Sometimes an evacuation, though, can be a sign that things are getting better rather than worse. In 1945, after an explosion in Bedford, N.S., about 25,000 people were evacuated from neighbouring Halifax and Bedford—but this was because the area had put contingency plans in place after the death and damage caused by a 1917 explosion. The 1945 evacuation, in response to what is known as “the other explosion,” signified the ability of officials to get people out of harm’s way in an orderly fashion.
As for wildfires, perhaps the biggest evacuation before Fort McMurray took place in Okanagan Mountain Park, B.C. in 2003, a forest fire started by a bolt of lightning. The damage was extensive, and the number of people forced from their homes was estimated at more than 33,000—though no one was killed.

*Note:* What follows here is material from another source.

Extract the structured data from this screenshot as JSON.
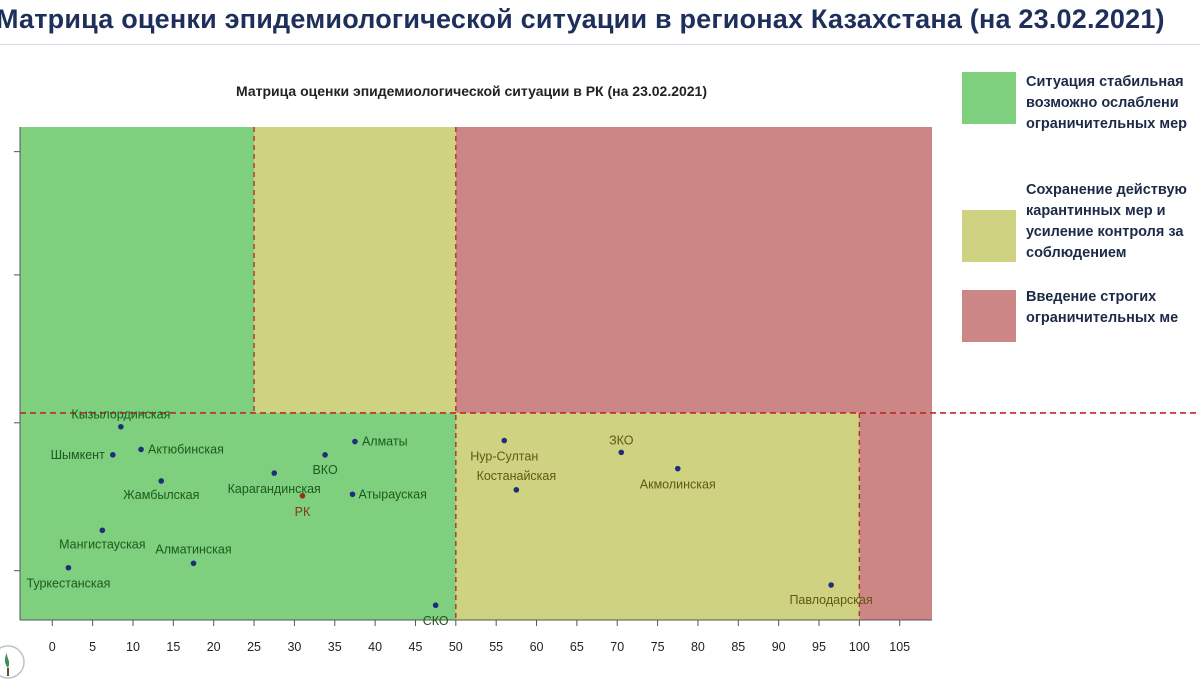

What many of these incidents have in common is that they resulted in the implementation of new safety measures. The Winnipeg disaster called attention to the city’s lack of preparation for flooding, and new flood controls were instituted. A later flood, in 1997, was considered to be larger than the one in 1950, but resulted in less damage and the evacuation of only 9,000 residents.
Meanwhile, the Mississauga crash drew criticism of how few rules there were regarding the transportation of dangerous materials; today there are more rules, and more attention paid to the potential overheating of trains. In her last year as mayor, McCallion told the Toronto Sun: “Now we have massive regulations for transporting dangerous goods by air, land and sea. Mississauga’s major disaster made it safer for all Canadians.”